Le timbre fumé et l’incarnation tout-terrain du ténor ont longtemps été associés aux partitions mozartiennes, bien qu’il n’ait jamais cessé de voguer entre les répertoires. Si le Lyonnais a déjà répondu avec ferveur à l’appel de Gluck, le répertoire français lui promet un avenir radieux, fort de ses récents débuts en Don José, et à l’aube de son premier Jason, dans la version originale de Médée de Cherubini, à l’Opéra-Comique et à l’Opéra Orchestre National Montpellier Occitanie. 

Pour Médée de Cherubini, vous effectuez vos débuts en Jason dans une rare version opéra-comique, avec des dialogues en alexandrins, notamment adaptés de la première tragédie de Corneille…

Si cette version est rare, c’est qu’on n’a peut-être pas fait suffisamment confiance aux interprètes, jusqu’à présent. Il est extrêmement flatteur pour un Français de défendre cette extraordinaire musique des mots. Le parlé se transforme en chanté au moment où l’émotion n’est plus descriptible. C’est au chef et aux acteurs-chanteurs de donner un rythme et une intelligibilité au texte, pour qu’il puisse glisser aisément vers la musique. Ça faisait longtemps que je n’avais pas appris de « poésie ». Le processus intellectuel avec les alexandrins est complètement différent de celui avec du texte en musique. Là, je m’enregistre en train de déclamer les vers pour mieux faire entrer le texte en moi, et une fois le rythme des mots bien réglé et les rimes intercalées, j’oriente mon esprit comme un programme informatique.

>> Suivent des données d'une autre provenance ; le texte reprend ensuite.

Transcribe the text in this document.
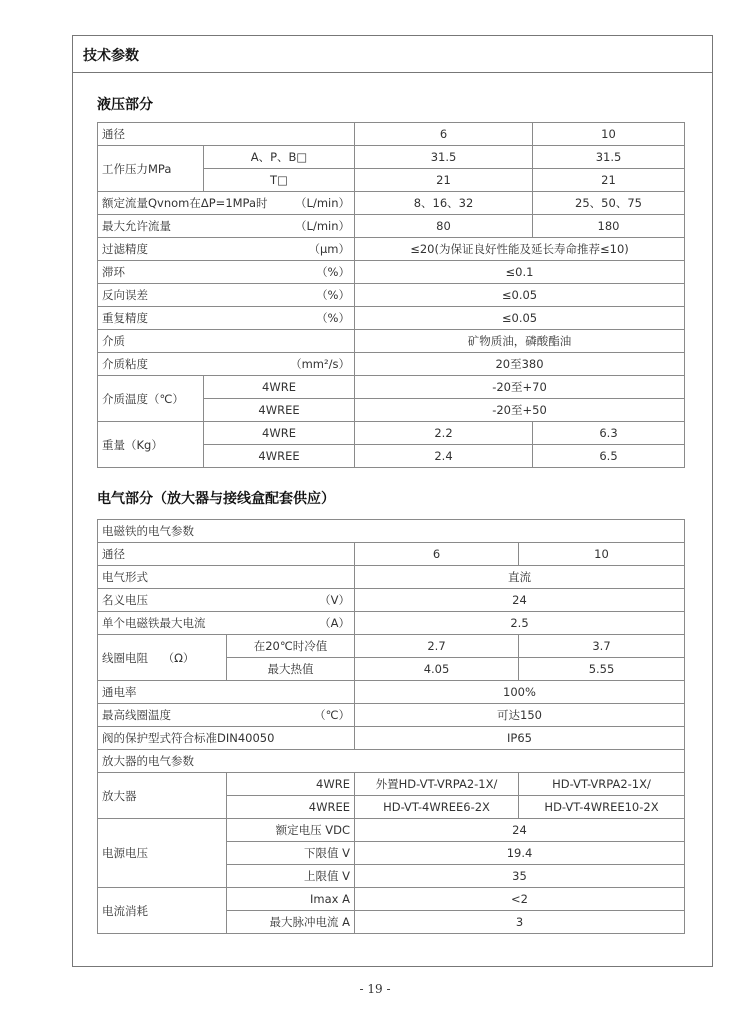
技术参数
液压部分
通径		6	10
工作压力MPa	A、P、B□	31.5	31.5
	T□	21	21
额定流量Qvnom在ΔP=1MPa时 （L/min）		8、16、32	25、50、75
最大允许流量 （L/min）		80	180
过滤精度 （μm）		≤20(为保证良好性能及延长寿命推荐≤10)	
滞环 （%）		≤0.1	
反向误差 （%）		≤0.05	
重复精度 （%）		≤0.05	
介质		矿物质油，磷酸酯油	
介质粘度 （mm²/s）		20至380	
介质温度（℃）	4WRE	-20至+70	
	4WREE	-20至+50	
重量（Kg）	4WRE	2.2	6.3
	4WREE	2.4	6.5
电气部分（放大器与接线盒配套供应）
电磁铁的电气参数			
通径		6	10
电气形式		直流	
名义电压 （V）		24	
单个电磁铁最大电流 （A）		2.5	
线圈电阻 （Ω）	在20℃时冷值	2.7	3.7
	最大热值	4.05	5.55
通电率		100%	
最高线圈温度 （℃）		可达150	
阀的保护型式符合标准DIN40050		IP65	
放大器的电气参数			
放大器	4WRE	外置HD-VT-VRPA2-1X/	HD-VT-VRPA2-1X/
	4WREE	HD-VT-4WREE6-2X	HD-VT-4WREE10-2X
电源电压	额定电压 VDC	24	
	下限值 V	19.4	
	上限值 V	35	
电流消耗	Imax A	<2	
	最大脉冲电流 A	3	
- 19 -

Montrer ses qualités d’acteur est une chance pour un chanteur. Je ne fais pas partie de ceux qui trouvent ça secondaire à l’opéra. C’est aussi important que la ligne vocale et que la fosse d’orchestre !

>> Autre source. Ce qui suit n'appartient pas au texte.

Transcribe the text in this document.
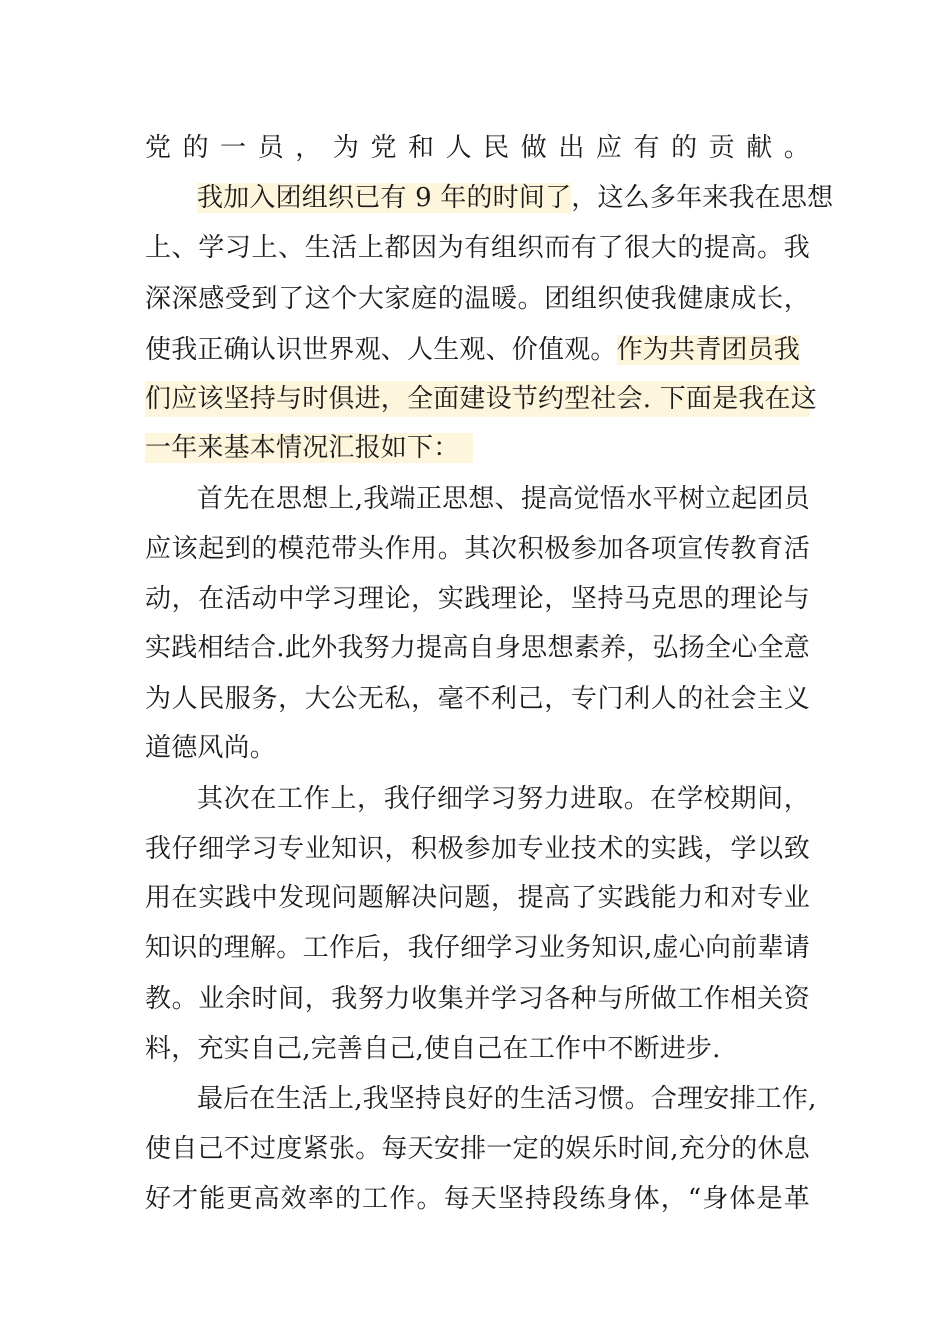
党的一员，为党和人民做出应有的贡献。
我加入团组织已有 9 年的时间了，这么多年来我在思想
上、学习上、生活上都因为有组织而有了很大的提高。我
深深感受到了这个大家庭的温暖。团组织使我健康成长，
使我正确认识世界观、人生观、价值观。作为共青团员我
们应该坚持与时俱进，全面建设节约型社会. 下面是我在这
一年来基本情况汇报如下：
首先在思想上,我端正思想、提高觉悟水平树立起团员
应该起到的模范带头作用。其次积极参加各项宣传教育活
动，在活动中学习理论，实践理论，坚持马克思的理论与
实践相结合.此外我努力提高自身思想素养，弘扬全心全意
为人民服务，大公无私，毫不利己，专门利人的社会主义
道德风尚。
其次在工作上，我仔细学习努力进取。在学校期间，
我仔细学习专业知识，积极参加专业技术的实践，学以致
用在实践中发现问题解决问题，提高了实践能力和对专业
知识的理解。工作后，我仔细学习业务知识,虚心向前辈请
教。业余时间，我努力收集并学习各种与所做工作相关资
料，充实自己,完善自己,使自己在工作中不断进步.
最后在生活上,我坚持良好的生活习惯。合理安排工作,
使自己不过度紧张。每天安排一定的娱乐时间,充分的休息
好才能更高效率的工作。每天坚持段练身体，“身体是革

Quand on débute avec du Mozart principalement, comme c’est votre cas, se sent-on obligé d’interpréter ses œuvres tout au long de sa carrière ?

Je ne dois rien du tout à Mozart, à part la reconnaissance infinie de nous avoir offert tous ces bijoux, dont je ne me suis jamais lassé. Mozart fait partie de la vie de tout musicien, du moins en début de carrière, car c’est un bon traitement physiologique et vocal. Même si on ne l’interprète pas en public, il est toujours bon d’y revenir pour s’astreindre, quand on entre dans des répertoires plus larges, à une discipline vocale et esthétique, à une rigueur, pour maintenir les émotions et l’émission vocale. Et tant mieux que je ne me sente pas redevable de Mozart, parce que ma carrière opère vraiment un virage, mon répertoire change. Je pourrais peut-être aller vers des Mozart de quadragénaires ou de quinquagénaires, comme les rois – je serais par exemple très heureux de chanter Idomeneo –, mais revenir à d’autres rôles que j’ai faits dans le passé manquerait peut-être de cohérence par rapport à mes saisons actuelles, plus lyriques.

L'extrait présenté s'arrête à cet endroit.